You see, when you begin by asserting that the purpose of education is to fit the student for life (NOT to be fit by the student for his whims), you will assemble a course of study around a unifying principle. In the case of Mars Hill, a classical and Christ-centered curriculum. That is necessarily limiting in its scope. When you ask the question, “What’s the best?” you’ve necessarily taken a great deal off the table.

The result of this approach to education is an apparent limited array of course offerings. Parents occasionally ask me, “Why don’t we have more electives?” To be frank, I’m working on that. I think there are other electives we can offer that serve the overall purpose of providing a Christ-centered and classical curriculum. A Mock Trial or Debate Team, a Science Olympiad Team, Yearbook, a Finance and Investing club, just to mention a few. These are all options I’ve been discussing with teachers and parents, seeking how we can expand our elective course offerings.
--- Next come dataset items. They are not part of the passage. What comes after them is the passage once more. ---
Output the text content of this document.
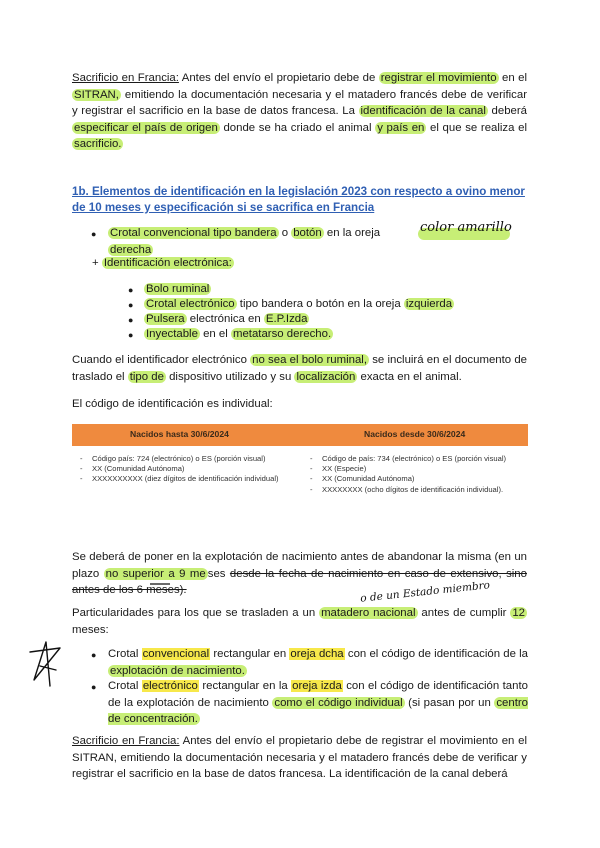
Sacrificio en Francia: Antes del envío el propietario debe de registrar el movimiento en el SITRAN, emitiendo la documentación necesaria y el matadero francés debe de verificar y registrar el sacrificio en la base de datos francesa. La identificación de la canal deberá especificar el país de origen donde se ha criado el animal y país en el que se realiza el sacrificio.
1b. Elementos de identificación en la legislación 2023 con respecto a ovino menor de 10 meses y especificación si se sacrifica en Francia
● Crotal convencional tipo bandera o botón en la oreja derecha
color amarillo
+ Identificación electrónica:
● Bolo ruminal
● Crotal electrónico tipo bandera o botón en la oreja izquierda
● Pulsera electrónica en E.P.Izda
● Inyectable en el metatarso derecho.
Cuando el identificador electrónico no sea el bolo ruminal, se incluirá en el documento de traslado el tipo de dispositivo utilizado y su localización exacta en el animal.
El código de identificación es individual:
Nacidos hasta 30/6/2024	Nacidos desde 30/6/2024
- Código país: 724 (electrónico) o ES (porción visual)
- XX (Comunidad Autónoma)
- XXXXXXXXXX (diez dígitos de identificación individual)
- Código de país: 734 (electrónico) o ES (porción visual)
- XX (Especie)
- XX (Comunidad Autónoma)
- XXXXXXXX (ocho dígitos de identificación individual).
Se deberá de poner en la explotación de nacimiento antes de abandonar la misma (en un plazo no superior a 9 me ses desde la fecha de nacimiento en caso de extensivo, sino antes de los 6 meses).	o de un Estado miembro
Particularidades para los que se trasladen a un matadero nacional antes de cumplir 12 meses:
● Crotal convencional rectangular en oreja dcha con el código de identificación de la explotación de nacimiento.
● Crotal electrónico rectangular en la oreja izda con el código de identificación tanto de la explotación de nacimiento como el código individual (si pasan por un centro de concentración.
Sacrificio en Francia: Antes del envío el propietario debe de registrar el movimiento en el SITRAN, emitiendo la documentación necesaria y el matadero francés debe de verificar y registrar el sacrificio en la base de datos francesa. La identificación de la canal deberá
I’ve also been thinking about expanding our Summer Camp offerings as well.

But beneath and over all these considerations will always be the overarching idea of what fits within a classical and Christ-centered curriculum, not What do the kids want? And that is a limiting, rather than expanding, view of education.

In short, the answer to the question, “Why doesn’t MHA offer lots of variety in the curriculum?” is a simple one.

It’s by design. It’s on purpose.

We do not want to go the way of the modern American “Smorgasbord” High School and water-down our curriculum so that nothing, ultimately, holds it all together. We will always offer a smaller selection of course offerings, because we believe the goal of education is to shape our students, not to be shaped by them. We believe the goal of education is to reflect the virtues of Truth, Goodness, and Beauty, and by their nature, those virtues limit what will be studied to the highest and the best.

And that’s a good thing.

 

*John Ruskin is the leading English art critic of the Victorian era, as well as an art patron, draftsman, watercolorist, philosopher, prominent social thinker, author, and philanthropist.